Treating Diabetes Flashcards
What pathogenic changes are associated with type 1, 2, 3, and 4 diabetes?
- type I: autoimmune destruction of beta-islet cells
- type II: desensitized beta-islet cells or insulin-resistant peripheral tissues
- type III: non-pancreatic causes
- type IV: gestational diabetes
What are the treatment goals of diabetes?
treat the hyperglycemia to avoid long-term complications
- fasting glucose< 120
- 2-hour postprandial glucose < 150
- A1c < 7
Generally speaking, what group of drugs are used to treat type 1 diabetics?
insulin alone
Describe insulin levels in those with type 2 diabetes.
- initially insulin levels rise as the pancreas attempts to compensate for the insensitivity of peripheral tissues
- eventually, the pancreas “burns out” and patients become insulin deficienct
Describe endogenous insulin production.
- preporinsulin is produced
- the signal sequence is cleaved, leaving proinsulin
- C peptide is cleaved form the protein, leaving an alpha and beta chain linked by disulfide bonds
Describe the mechanism by which beta-islet cells sense glucose levels and respond by release insulin.
- glucose is taken up via GLUT2, a low affinity transporter
- glycolysis generates ATP
- ATP closes a potassium channel in the surface, depolarizing the cell
- the resulting calcium influx tiggers exocytosis of insulin
What intracellular change in beta-islet cells drives insulin release?
a growing ATP/ADP ratio, which signals the availability of energy, which closes potassium channels and depolarizes beta cells
How does insulin act on peripheral tissues?

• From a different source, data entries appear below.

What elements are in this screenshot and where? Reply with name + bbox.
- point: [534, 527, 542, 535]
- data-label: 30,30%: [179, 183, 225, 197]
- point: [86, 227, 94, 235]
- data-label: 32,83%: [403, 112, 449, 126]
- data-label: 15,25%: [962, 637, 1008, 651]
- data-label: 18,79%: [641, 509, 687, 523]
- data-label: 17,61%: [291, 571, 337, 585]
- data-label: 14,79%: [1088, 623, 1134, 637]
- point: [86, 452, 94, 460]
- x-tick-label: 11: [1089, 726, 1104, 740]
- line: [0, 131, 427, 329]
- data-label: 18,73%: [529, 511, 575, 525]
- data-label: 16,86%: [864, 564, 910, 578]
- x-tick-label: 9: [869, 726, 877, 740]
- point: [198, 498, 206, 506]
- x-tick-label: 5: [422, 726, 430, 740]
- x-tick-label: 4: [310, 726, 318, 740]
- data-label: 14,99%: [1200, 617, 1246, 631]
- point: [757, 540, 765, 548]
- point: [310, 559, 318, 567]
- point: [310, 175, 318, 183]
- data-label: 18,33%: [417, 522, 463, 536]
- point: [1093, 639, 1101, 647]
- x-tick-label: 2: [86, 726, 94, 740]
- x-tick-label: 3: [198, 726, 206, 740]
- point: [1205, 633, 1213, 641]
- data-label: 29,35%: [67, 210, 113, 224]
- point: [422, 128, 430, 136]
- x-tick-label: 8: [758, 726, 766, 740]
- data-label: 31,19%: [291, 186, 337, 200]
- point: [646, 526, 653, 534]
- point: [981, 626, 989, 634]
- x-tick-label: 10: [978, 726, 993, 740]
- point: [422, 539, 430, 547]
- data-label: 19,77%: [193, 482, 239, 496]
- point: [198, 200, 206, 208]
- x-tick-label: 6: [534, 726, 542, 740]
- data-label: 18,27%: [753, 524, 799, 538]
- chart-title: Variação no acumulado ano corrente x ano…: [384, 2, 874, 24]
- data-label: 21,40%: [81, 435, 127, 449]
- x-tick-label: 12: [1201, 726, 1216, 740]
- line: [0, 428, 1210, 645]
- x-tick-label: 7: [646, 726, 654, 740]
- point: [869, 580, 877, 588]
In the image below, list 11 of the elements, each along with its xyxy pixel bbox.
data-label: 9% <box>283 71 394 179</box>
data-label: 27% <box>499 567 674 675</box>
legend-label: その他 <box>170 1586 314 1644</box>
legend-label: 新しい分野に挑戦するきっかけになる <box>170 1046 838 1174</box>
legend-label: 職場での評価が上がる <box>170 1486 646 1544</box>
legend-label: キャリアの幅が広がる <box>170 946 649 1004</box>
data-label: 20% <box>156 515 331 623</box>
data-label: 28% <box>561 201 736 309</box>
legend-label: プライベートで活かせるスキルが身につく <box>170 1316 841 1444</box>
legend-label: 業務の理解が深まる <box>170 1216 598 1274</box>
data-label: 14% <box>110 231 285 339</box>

- it stimulates a tyrosine kinase receptor
- the resulting cascade induces expression of GLUT4 on the cell surface
What is the net effect of insulin?
stimulate uptake of blood glucose by cells for use and storage
Insulin is used in the treatment of which kinds of diabetics?
- it is the only therapy for type 1
- it is used in type 2, especially in the later stages when they become insulin deficient
- also used post-pancreatectomy and in gestational diabetes
How do we classify our insulin therapies?
based on their duration of action
How are insulins administered at home? Why?
subcutaneous injection avoids a quick rise or fall in response to digestive nutrients
Insulin regimens are tailored to what aspects of a patient?
- activity
- diet
- endogenous insulin levels and responsiveness
What is the primary adverse effect of insulin? What are other common side effects?
- hypoglycemia is the primary concern
- allergy, lipoatrophy, weight gain, and insulin edema are all possible
Create a drug list
week 2, friday at 11
Which sorts of insulins are typically prescribed to diabetics and what are typical dosing programs?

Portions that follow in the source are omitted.